Мы нырнули внутрь. Музыка ударила по ушам. Перед нами был темный коридор, освещенный фиолетовыми флуоресцентными трубками. Мордоворот-вышибала — бритая голова, накачанные бицепсы, угрожающие татуировки — тотчас содрал с нас по десять дойчемарок. Я даже удивился, что он не обыскал нас на предмет оружия. Но, как я вскоре обнаружил, Der Mond über Alabama не был ни байкерской тусовкой, ни гей-баром, ни форпостом хеви-метал, да и вообще не имел определенной тематики. Скорее в нем было всего понемногу — и вместе с тем в избытке. Бар находился в помещении размером с баскетбольную коробку, потолок нависал едва ли не над головой. Как и во многих берлинских притонах, интерьер был выдержан в иссиня-черном цвете, а единственным источником света были все те же фиолетовые трубки. Вдоль одной стены тянулась барная стойка. В дальнем углу ютилась узкая сцена, на которой пятеро чернокожих музыкантов — трубач, саксофонист, пианист, бас-гитарист и барабанщик, все разных возрастов от двадцати с небольшим (саксофонист) до семидесяти (пианист), — выжимали из своих инструментов громкие и дикие звуки так называемого фри-джаза. Добрая половина собравшейся публики — а в помещении было так тесно, что передвигаться было проблематично, — сгрудилась у сцены и пребывала в состоянии, близком к кататоническому ступору, в которое повергали музыканты своими неукротимыми импровизациями. Остальные предпочли эскапизм, неумеренные возлияния или гедонизм. Похоже, в баре подавали только водку и пиво, так что у стойки отирались уже в стельку пьяные личности. Сладкое ароматное облако травки и гашиша низко зависало над залом, смешиваясь с еще более густым туманом табачного дыма. Почти все, кто попадался мне на глаза, были с сигаретами в руках, за исключением разве что тех, кто кололся в дальнем углу или исчезал, непременно парочками, за черной портьерой. Я огляделся в поисках Фитцсимонс-Росса, решив, что он уже отправился на поиски дружков-наркоманов. Но увидел его за стойкой бара с сигаретой и стопкой водки в руке, погруженным в разговор с низкорослым, но очень мускулистым скинхедом. Он перехватил мой взгляд, но не подал виду, продолжая беседу со своим знакомцем, у которого на одном ухе болтался железный крест.

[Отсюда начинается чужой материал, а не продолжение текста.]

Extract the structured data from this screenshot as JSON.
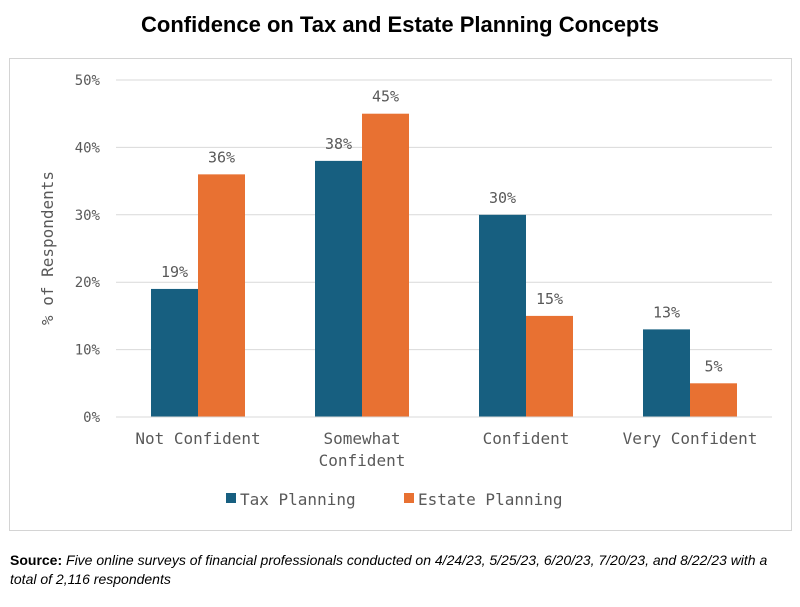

Я отвернулся и стал наблюдать за происходящим вокруг. Музыка уже начисто лишила меня слуха, от дыма слезились глаза. Моя половина, презирающая толпу, порывалась сбежать. Местечко прямо-таки располагало к публичным катастрофам, когда кто-нибудь вдруг поджигает занавес — и начинается паника, а в результате несколько сотен человек в давке насмерть затаптывают друг друга. Но то был голос разума, вечно осторожный, призывающий смотреть по сторонам при переходе улицы. Другая моя половина — парень, обожающий экстрим, — любовалась зрелищем. Какой великолепный декаданс! Какой безумный коллективный гедонизм, не знающий преград и ширм! Наркоманы кололись в открытую. Кокаинщики — и курящие, и нюхающие — жались в углу. Алкоголики облюбовали барную стойку. Косяки с марихуаной и трубки с гашишем свободно передавались по кругу. Когда подошла моя очередь, я сделал пару затяжек, и в голове сразу что-то взорвалось. Возникло ощущение, будто я шагнул в пустую шахту лифта.
— Понравилось?
Голос принадлежал миниатюрной девушке лет двадцати с небольшим. У нее были неправдоподобно длинные волосы — они закрывали всю спину и были затейливо заплетены в косички. Лицо тоже было эксцентричным — левая половина белая, в стиле кабуки, правая — готически черная. Губы накрашены фиолетовым, а может, это был эффект от флуоресцентных трубок или той травяной дури, которой я только что накурился. Хотя мое сознание вырвалось из тисков этого сумасшедшего замкнутого пространства, музыка еще более яростно крушила череп.